Side note: In class the other day I said students could write their answers to a project in either word or a google doc. They didn’t know what Microsoft word was. Then I remember these kids are younger than the Nintendo Wii and I listened to somber music over my prep. Again, sorry if I’m younger than you and you don’t understand that. Gen Z, baby.

While the choices are numerous, has the reason for/use of technology changed in anyway at all when it comes to education? The baby Greg of the past used cartoonish, singing alphabet caricatures to understand the basics of the English language (this explains so much). Now as (allegedly) an adult, I sometimes use an app with a fun little green owl who teaches me the basics of the French Language (other language learning apps are available). The point is technology, no matter how primitive or advanced can be used to either teach someone or offer them the ability to express their learnings in a variety of different ways. Ex. Instead of having a student draw a picture to represent what they learned from something, they could build something in Minecraft to represent it. Different methods, same point/effect. The creativity piece is huge with technology (insert point about creativity being on a higher plane of intelligence. Check.) it allows for so many different ways to accomplish goals and inspire creativity. Teachers could really open it up so that students have the ability to use technology in anyway that allows them to still showcases their learnings. This can really lean into the strengths and interests of students.

Clark states, “the utility of this knowledge is largely economic. The designer can and must choose the less expensive and most cognitively efficient way to represent and deliver instruction (1994:22). My first thought to this is, ” how lame can your late twentieth- century, capitalist mindset be?” and then I remember I can’t afford a house so what do I know?

The reality is now that times have changed and things are way more accessible than they ever have been. Are there still barriers? You bet there are, but everything has exploded since 1994. when I was a kid I do remember teachers talking about how expensive everything was when it came to all our fancy new toys (desktop computers). ’94 was a different time and the analyzing and study of education has also dramatically shifted.
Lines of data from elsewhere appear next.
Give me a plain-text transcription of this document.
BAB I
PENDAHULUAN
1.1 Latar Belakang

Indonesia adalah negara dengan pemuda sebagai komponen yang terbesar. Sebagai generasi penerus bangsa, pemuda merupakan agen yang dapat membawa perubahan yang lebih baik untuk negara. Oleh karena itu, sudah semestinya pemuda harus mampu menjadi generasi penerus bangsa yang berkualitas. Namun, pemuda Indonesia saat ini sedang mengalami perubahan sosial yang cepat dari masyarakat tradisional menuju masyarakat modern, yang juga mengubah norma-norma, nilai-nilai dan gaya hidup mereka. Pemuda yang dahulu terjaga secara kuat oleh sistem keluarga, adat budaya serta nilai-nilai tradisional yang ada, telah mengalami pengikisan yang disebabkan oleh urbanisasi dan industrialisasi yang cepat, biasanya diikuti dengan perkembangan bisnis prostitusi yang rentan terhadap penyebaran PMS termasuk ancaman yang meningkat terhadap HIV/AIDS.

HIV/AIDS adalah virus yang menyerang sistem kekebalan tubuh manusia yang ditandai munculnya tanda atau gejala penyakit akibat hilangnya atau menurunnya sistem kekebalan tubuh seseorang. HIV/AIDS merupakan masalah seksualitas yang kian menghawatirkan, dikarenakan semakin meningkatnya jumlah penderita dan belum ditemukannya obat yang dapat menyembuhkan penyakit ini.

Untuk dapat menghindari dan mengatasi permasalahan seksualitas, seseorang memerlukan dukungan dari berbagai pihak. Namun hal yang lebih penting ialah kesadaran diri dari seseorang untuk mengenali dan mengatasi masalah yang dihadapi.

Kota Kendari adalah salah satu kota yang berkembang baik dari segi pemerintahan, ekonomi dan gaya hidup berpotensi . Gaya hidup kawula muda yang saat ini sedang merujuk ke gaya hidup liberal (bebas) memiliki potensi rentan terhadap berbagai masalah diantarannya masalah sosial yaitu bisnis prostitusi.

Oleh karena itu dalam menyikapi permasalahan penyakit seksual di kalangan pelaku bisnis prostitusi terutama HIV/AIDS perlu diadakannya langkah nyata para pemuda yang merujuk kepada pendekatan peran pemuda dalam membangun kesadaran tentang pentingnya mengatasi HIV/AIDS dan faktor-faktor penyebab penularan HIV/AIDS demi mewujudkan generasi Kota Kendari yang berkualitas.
Things are still expensive, but more funding has been put into place in many divisions to be able to offer students resources to be able to learn in different mediums and represent their learnings. Heck when it came to online learning during the pandemic, (I’m speaking solely from my classes and will not make assumptions about others) we were able to transition to online easily as everybody already had technology. A basic phone or laptop was enough. Yes, it is still expensive. However, at the same time it is closer to us in everyway than ever before (he says from his warm apartment, on his laptop provided to him from his school division).

In terms of a contemporary definition of education, I still think it fits the same bill that it could have potentially had in early days. Technology offers students the ability to learn in different ways and showcases this learning in different ways. A tool for showing and telling (I guess in Ed it would be telling first then showing, or I guess a combo,  but you get it). It is just now that there are about 1000 times different ways to do this. Which honestly can make things more complicated. What is best? What could work better? How does the cloud work? Who actually uses BING as a search engine? Unanswerable questions. It does really come down to a trial and error, research, and practice of what one educator might like compared to the next. Some may argue that we should go back to the old school way of doing things to complicate things less. Maybe that method of lecture is what complicates things and discourages creativity and creates bland people later in life with no taste for innovation? That is a different topic for another time.

Thanks for reading my seriously unserious work. I’m off to find a CHICKA CHICKA BOOM BOOM emulator.